Contributi a fondo perduto imprese agricole: fino a 20.000 euro per investimenti innovativi

È stato pubblicato in Gazzetta ufficiale il decreto del ministro Giancarlo Giorgetti che attiva presso il Ministero dello Sviluppo economico il Fondo per gli investimenti innovativi delle imprese agricole con una dotazione di 5 milioni di euro. Il Fondo si rivolge alle micro, piccole e medie imprese agricole attive nel settore della produzione agricola primaria, della trasformazione e della commercializzazione di prodotti agricoli che effettuano investimenti per innovare i sistemi produttivi.
Le agevolazioni saranno concesse, nell’ambito delle spese ammissibili, nella forma di contributo a fondo perduto per l’acquisto e l’installazione di nuovi beni strumentali, materiali e immateriali, che dovranno essere utilizzati esclusivamente nelle sedi o negli stabilimenti dell’imprese situate sul territorio nazionale.

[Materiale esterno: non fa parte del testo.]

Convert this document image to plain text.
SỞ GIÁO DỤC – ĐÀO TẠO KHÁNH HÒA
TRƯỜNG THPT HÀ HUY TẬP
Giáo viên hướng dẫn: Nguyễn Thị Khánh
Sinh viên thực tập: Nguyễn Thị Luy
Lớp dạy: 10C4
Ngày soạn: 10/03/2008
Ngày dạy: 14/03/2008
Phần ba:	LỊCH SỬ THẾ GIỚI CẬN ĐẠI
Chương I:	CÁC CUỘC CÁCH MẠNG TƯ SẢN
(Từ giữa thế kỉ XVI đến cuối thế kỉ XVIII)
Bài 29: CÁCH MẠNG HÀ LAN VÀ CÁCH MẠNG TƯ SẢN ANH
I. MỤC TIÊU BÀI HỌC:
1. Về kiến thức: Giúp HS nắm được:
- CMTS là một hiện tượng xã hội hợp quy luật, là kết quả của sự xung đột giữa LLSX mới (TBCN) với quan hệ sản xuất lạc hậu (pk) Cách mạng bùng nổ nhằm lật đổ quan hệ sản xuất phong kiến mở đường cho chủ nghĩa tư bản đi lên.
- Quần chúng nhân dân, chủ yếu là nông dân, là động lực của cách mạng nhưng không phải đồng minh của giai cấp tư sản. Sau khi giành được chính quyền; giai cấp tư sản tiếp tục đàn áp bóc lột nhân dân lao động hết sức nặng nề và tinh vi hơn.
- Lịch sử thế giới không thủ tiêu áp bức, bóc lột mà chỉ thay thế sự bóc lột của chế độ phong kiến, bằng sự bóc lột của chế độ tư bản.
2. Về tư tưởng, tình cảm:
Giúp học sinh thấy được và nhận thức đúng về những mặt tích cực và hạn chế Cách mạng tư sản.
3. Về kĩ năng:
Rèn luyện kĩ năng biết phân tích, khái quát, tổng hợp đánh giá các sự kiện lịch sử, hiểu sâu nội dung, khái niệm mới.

Le agevolazioni sono concesse nella forma di contributo a fondo perduto, nella misura del 30% percento delle spese ammissibili, ovvero del 40% nel caso di spese riferite all’acquisto di beni strumentali, materiali o immateriali, compresi negli allegati A o B della legge n. 232/2016. Le agevolazioni sono riconosciute nel limite di euro 20.000,00 per soggetto beneficiario.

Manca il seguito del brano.